Bowling together in Lagos

Although civic associations have declined in the United States, they’re growing in the developing world and in not-so-democratic countries.

As Robert D. Putnam famously chronicled a decade ago in his book Bowling Alone, Americans in the latter third of the twentieth century precipitously abandoned the clubs and associations that once defined us. Many of the trends Putnam outlined have continued. Over the last ten years alone, American membership in the Lions has fallen by about 20 percent, in Rotary by about 8 percent, and the Kiwanis by about 22 percent. Since the mid-twentieth century, everything from card games to church attendance, from Sunday picnics to membership in unions has plummeted. Screen time has crowded out much else. Today, we might follow scores of people on Twitter, join a dozen Facebook groups, and sign up for a few mailing lists, but it’s considerably more rare for us to actually show up for anything.

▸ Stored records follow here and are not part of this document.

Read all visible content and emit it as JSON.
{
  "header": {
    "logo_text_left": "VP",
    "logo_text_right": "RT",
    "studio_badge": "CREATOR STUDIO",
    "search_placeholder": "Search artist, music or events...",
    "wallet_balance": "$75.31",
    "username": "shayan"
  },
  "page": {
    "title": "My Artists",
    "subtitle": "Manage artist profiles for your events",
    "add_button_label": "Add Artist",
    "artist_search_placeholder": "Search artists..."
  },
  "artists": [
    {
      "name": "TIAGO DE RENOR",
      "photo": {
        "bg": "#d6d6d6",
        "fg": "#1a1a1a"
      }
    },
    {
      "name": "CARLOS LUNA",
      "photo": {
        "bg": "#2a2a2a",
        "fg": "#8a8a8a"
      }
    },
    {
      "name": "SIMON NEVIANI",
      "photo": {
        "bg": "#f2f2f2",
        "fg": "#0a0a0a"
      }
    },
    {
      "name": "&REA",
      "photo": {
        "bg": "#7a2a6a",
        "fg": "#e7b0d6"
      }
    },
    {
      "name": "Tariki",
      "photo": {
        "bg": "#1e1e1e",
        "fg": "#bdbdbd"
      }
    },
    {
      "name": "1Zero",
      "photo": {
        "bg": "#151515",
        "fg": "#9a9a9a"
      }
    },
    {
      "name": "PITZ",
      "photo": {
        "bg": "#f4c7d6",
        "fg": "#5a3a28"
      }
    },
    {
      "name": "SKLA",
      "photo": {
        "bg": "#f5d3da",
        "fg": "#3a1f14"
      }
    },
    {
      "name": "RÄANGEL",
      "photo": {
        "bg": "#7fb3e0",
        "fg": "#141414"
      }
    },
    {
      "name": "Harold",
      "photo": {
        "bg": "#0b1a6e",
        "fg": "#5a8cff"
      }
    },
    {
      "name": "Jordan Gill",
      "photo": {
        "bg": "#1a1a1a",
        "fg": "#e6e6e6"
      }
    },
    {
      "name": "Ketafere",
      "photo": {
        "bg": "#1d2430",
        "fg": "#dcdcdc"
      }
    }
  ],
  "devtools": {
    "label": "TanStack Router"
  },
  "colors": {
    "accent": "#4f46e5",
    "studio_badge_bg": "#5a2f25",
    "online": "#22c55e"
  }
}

When I wrote to Putnam, he said he knew nothing about the overseas expansion of the groups he’d written about in Bowling Alone (though he said he was very interested to hear of it). Just about all of the academics I contacted said much the same thing, expressing mild wonderment when I told them about the growth rates that groups like Rotary are posting in the developing world. Theda Skocpol pointed out that it’s hardly novel for American associations to spread vigorously abroad. (The temperance movement apparently had serious legs.) But this more recent phenomenon—of American civic groups’ expansion overseas during a period of contraction at home—seems to have largely escaped scholarly notice.